Allein wegen der Fokussierung auf Aktien ist das Tracker-Zertifikat FIVETQ auf den Swissquote 5G Revolution Index ein deutlich offensiveres Investment. Der namensgebende Direktbroker hat diesen Basiswert im Zuge seiner «Themes Trading»-Reihe lanciert. Ausgangspunkt war das disruptive Potenzial des neuen Mobilfunkstandards. «Die 5G-Mobilfunktechnologie wird alles verändern», erklären die Initiatoren. Chancen sehen sie zunächst vor allem bei den am Aufbau der Netzwerke beteiligten Unternehmen. Folgerichtig sind die europäischen Branchengrössen Nokia und Ericsson im Index zu finden.

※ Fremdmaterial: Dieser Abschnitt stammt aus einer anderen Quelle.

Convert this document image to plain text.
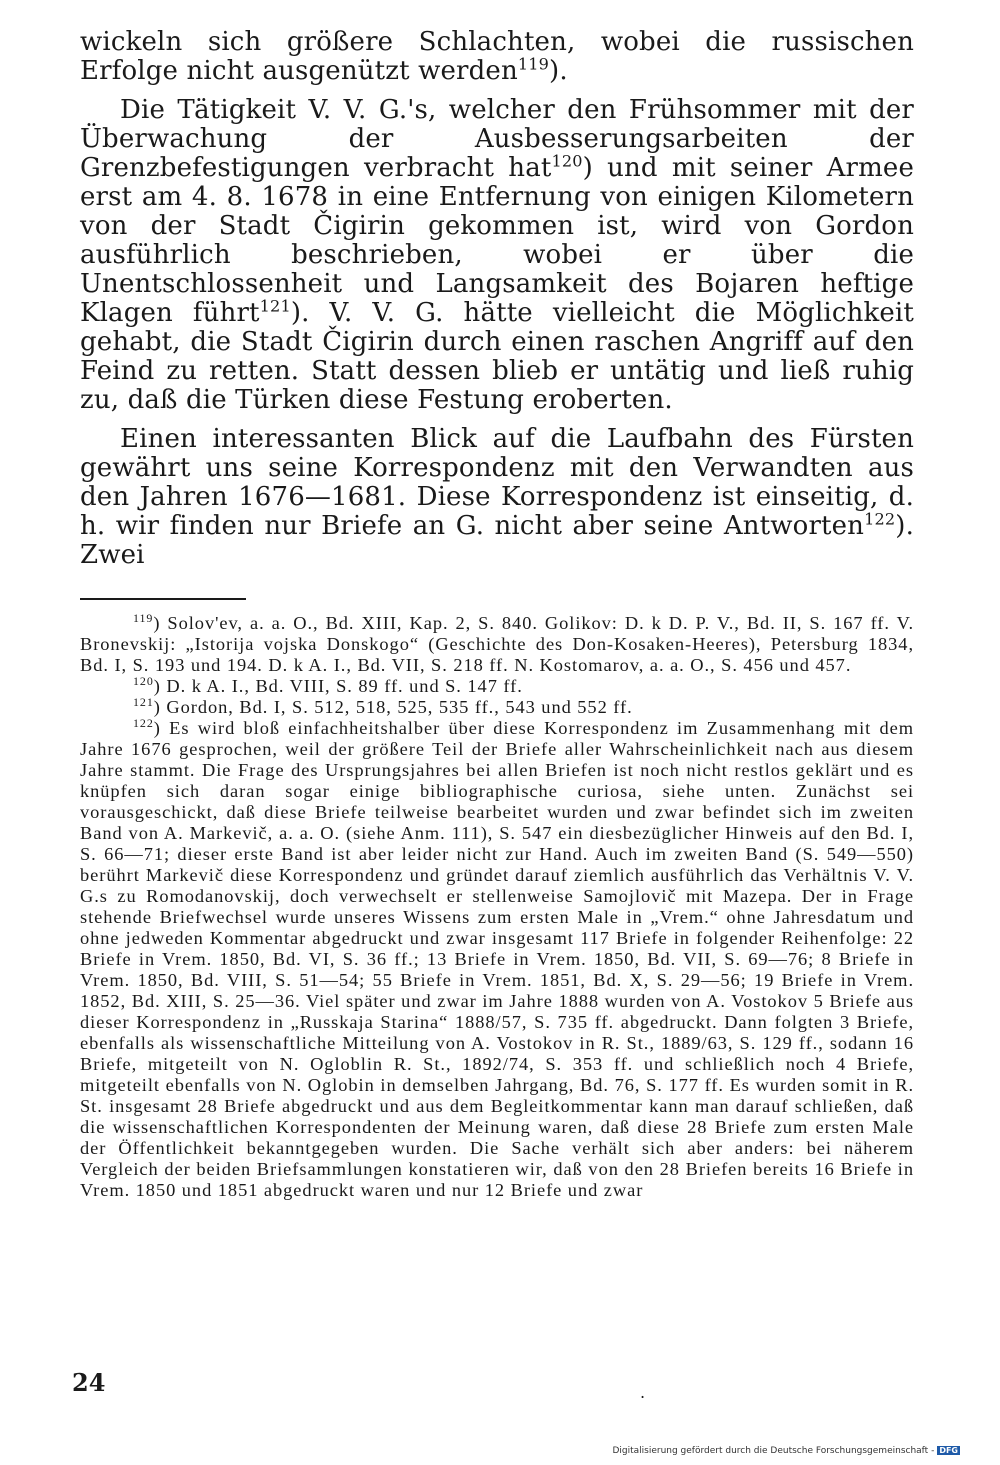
wickeln sich größere Schlachten, wobei die russischen Erfolge nicht ausgenützt werden$^{119}$).

Die Tätigkeit V. V. G.'s, welcher den Frühsommer mit der Überwachung der Ausbesserungsarbeiten der Grenzbefestigungen verbracht hat$^{120}$) und mit seiner Armee erst am 4. 8. 1678 in eine Entfernung von einigen Kilometern von der Stadt Čigirin gekommen ist, wird von Gordon ausführlich beschrieben, wobei er über die Unentschlossenheit und Langsamkeit des Bojaren heftige Klagen führt$^{121}$). V. V. G. hätte vielleicht die Möglichkeit gehabt, die Stadt Čigirin durch einen raschen Angriff auf den Feind zu retten. Statt dessen blieb er untätig und ließ ruhig zu, daß die Türken diese Festung eroberten.

Einen interessanten Blick auf die Laufbahn des Fürsten gewährt uns seine Korrespondenz mit den Verwandten aus den Jahren 1676—1681. Diese Korrespondenz ist einseitig, d. h. wir finden nur Briefe an G. nicht aber seine Antworten$^{122}$). Zwei

$^{119}$) Solov'ev, a. a. O., Bd. XIII, Kap. 2, S. 840. Golikov: D. k D. P. V., Bd. II, S. 167 ff. V. Bronevskij: „Istorija vojska Donskogo“ (Geschichte des Don-Kosaken-Heeres), Petersburg 1834, Bd. I, S. 193 und 194. D. k A. I., Bd. VII, S. 218 ff. N. Kostomarov, a. a. O., S. 456 und 457.

$^{120}$) D. k A. I., Bd. VIII, S. 89 ff. und S. 147 ff.

$^{121}$) Gordon, Bd. I, S. 512, 518, 525, 535 ff., 543 und 552 ff.

$^{122}$) Es wird bloß einfachheitshalber über diese Korrespondenz im Zusammenhang mit dem Jahre 1676 gesprochen, weil der größere Teil der Briefe aller Wahrscheinlichkeit nach aus diesem Jahre stammt. Die Frage des Ursprungsjahres bei allen Briefen ist noch nicht restlos geklärt und es knüpfen sich daran sogar einige bibliographische curiosa, siehe unten. Zunächst sei vorausgeschickt, daß diese Briefe teilweise bearbeitet wurden und zwar befindet sich im zweiten Band von A. Markevič, a. a. O. (siehe Anm. 111), S. 547 ein diesbezüglicher Hinweis auf den Bd. I, S. 66—71; dieser erste Band ist aber leider nicht zur Hand. Auch im zweiten Band (S. 549—550) berührt Markevič diese Korrespondenz und gründet darauf ziemlich ausführlich das Verhältnis V. V. G.s zu Romodanovskij, doch verwechselt er stellenweise Samojlovič mit Mazepa. Der in Frage stehende Briefwechsel wurde unseres Wissens zum ersten Male in „Vrem.“ ohne Jahresdatum und ohne jedweden Kommentar abgedruckt und zwar insgesamt 117 Briefe in folgender Reihenfolge: 22 Briefe in Vrem. 1850, Bd. VI, S. 36 ff.; 13 Briefe in Vrem. 1850, Bd. VII, S. 69—76; 8 Briefe in Vrem. 1850, Bd. VIII, S. 51—54; 55 Briefe in Vrem. 1851, Bd. X, S. 29—56; 19 Briefe in Vrem. 1852, Bd. XIII, S. 25—36. Viel später und zwar im Jahre 1888 wurden von A. Vostokov 5 Briefe aus dieser Korrespondenz in „Russkaja Starina“ 1888/57, S. 735 ff. abgedruckt. Dann folgten 3 Briefe, ebenfalls als wissenschaftliche Mitteilung von A. Vostokov in R. St., 1889/63, S. 129 ff., sodann 16 Briefe, mitgeteilt von N. Oglоblin R. St., 1892/74, S. 353 ff. und schließlich noch 4 Briefe, mitgeteilt ebenfalls von N. Oglobin in demselben Jahrgang, Bd. 76, S. 177 ff. Es wurden somit in R. St. insgesamt 28 Briefe abgedruckt und aus dem Begleitkommentar kann man darauf schließen, daß die wissenschaftlichen Korrespondenten der Meinung waren, daß diese 28 Briefe zum ersten Male der Öffentlichkeit bekanntgegeben wurden. Die Sache verhält sich aber anders: bei näherem Vergleich der beiden Briefsammlungen konstatieren wir, daß von den 28 Briefen bereits 16 Briefe in Vrem. 1850 und 1851 abgedruckt waren und nur 12 Briefe und zwar

24	.
Digitalisierung gefördert durch die Deutsche Forschungsgemeinschaft - DFG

Durch den Auswahlprozess hat es mit American Tower auch ein global agierender Real Estate Investment Trust (REIT) geschafft. Das 1995 gegründete Unternehmen bezeichnet sich selbst als einen führenden unabhängigen Eigentümer, Betreiber und Entwickler von Immobilien für drahtlose Kommunikation. Weltweit hält American Tower mehr als 181’000 Liegenschaften, auf denen Sendemasten stehen. Seit der Emission hat sich das von Leonteq emittierte Partizipationsprodukt auf die 5G-Auswahl um rund zwei Drittel verteuert (siehe Grafik 4). Auch wenn es kaum in diesem Tempo weitergehen dürfte, bietet der Open End-Tracker für Anleger mit einem Buy-and-Hold-Ansatz eine gute Gelegenheit, die Infrastruktur-Karte zu spielen.

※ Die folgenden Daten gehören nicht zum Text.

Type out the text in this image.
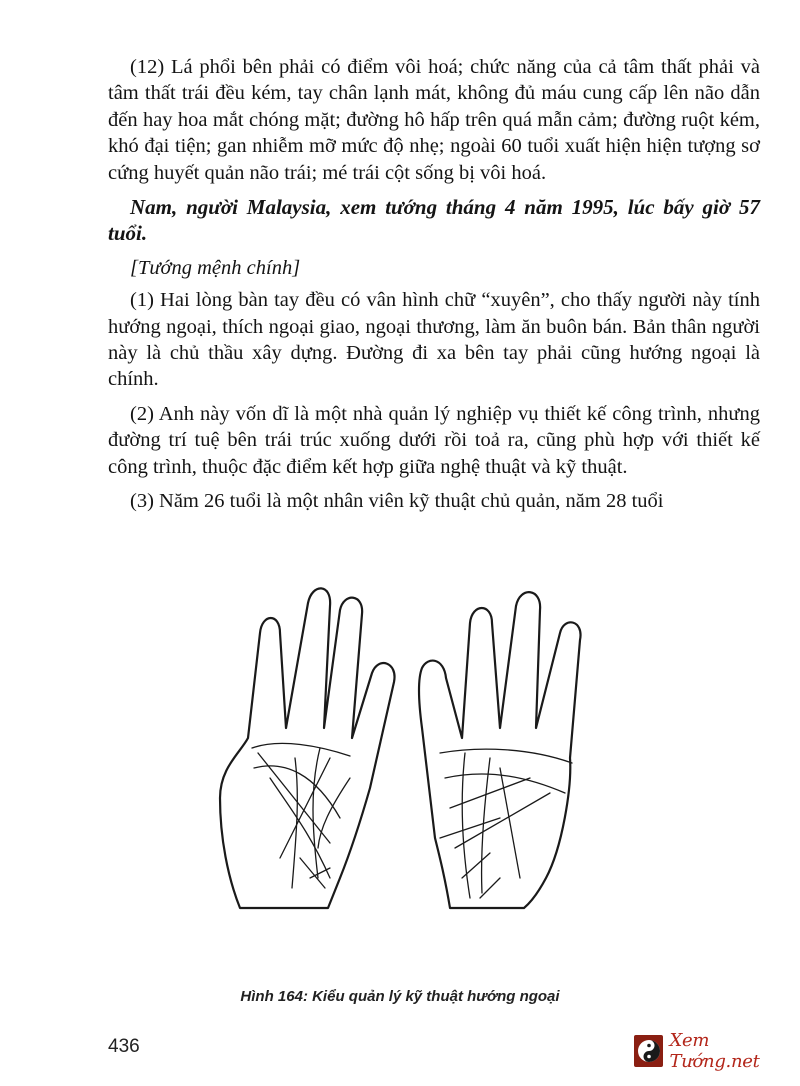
(12) Lá phổi bên phải có điểm vôi hoá; chức năng của cả tâm thất phải và tâm thất trái đều kém, tay chân lạnh mát, không đủ máu cung cấp lên não dẫn đến hay hoa mắt chóng mặt; đường hô hấp trên quá mẫn cảm; đường ruột kém, khó đại tiện; gan nhiễm mỡ mức độ nhẹ; ngoài 60 tuổi xuất hiện hiện tượng sơ cứng huyết quản não trái; mé trái cột sống bị vôi hoá.

Nam, người Malaysia, xem tướng tháng 4 năm 1995, lúc bấy giờ 57 tuổi.

[Tướng mệnh chính]

(1) Hai lòng bàn tay đều có vân hình chữ “xuyên”, cho thấy người này tính hướng ngoại, thích ngoại giao, ngoại thương, làm ăn buôn bán. Bản thân người này là chủ thầu xây dựng. Đường đi xa bên tay phải cũng hướng ngoại là chính.

(2) Anh này vốn dĩ là một nhà quản lý nghiệp vụ thiết kế công trình, nhưng đường trí tuệ bên trái trúc xuống dưới rồi toả ra, cũng phù hợp với thiết kế công trình, thuộc đặc điểm kết hợp giữa nghệ thuật và kỹ thuật.

(3) Năm 26 tuổi là một nhân viên kỹ thuật chủ quản, năm 28 tuổi

Hình 164: Kiểu quản lý kỹ thuật hướng ngoại
436	Xem Tướng.net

Wer aufgrund der mitunter steil nach oben ragenden Charts selbst vor einem diversifizierten Direktinvestment zurückscheut, kann auf Teilschutzprodukte ausweichen. Mit ABB, Geberit und LafargeHolcim hat die UBS drei heimische Infrastrukturaktien für den Barrier Reverse Convertible KHWFDU zusammengepackt. Der Industriekonzern ABB ist an verschiedenen Stellen – die Palette reicht von der regenerativen Energie über moderne Stromnetze bis zur Eisenbahn – im Thema. Während Geberit bei der effizienten und nachhaltigen Wasserversorgung eine wichtige Rolle einnimmt, versorgt LafargeHolcim Baustellen rund um den Globus mit Zement und Beton. Das mit einem Coupon von 5.00% p.a. ausgestattete Produkt ist seit der Emission gefallen. Dadurch zog die Rendite auf 7.4% p.a. an. Selbst beim aktuellen «Worst Performer» Geberit steht dieser Chance ein Polster von nahezu 40% gegenüber. Die Laufzeit endet im Januar 2023 – bis dahin sollte Joe Biden seine Fähigkeiten als Brückenbauer sowohl im übertragenen als auch im wortwörtlichen Sinne unter Beweis gestellt haben.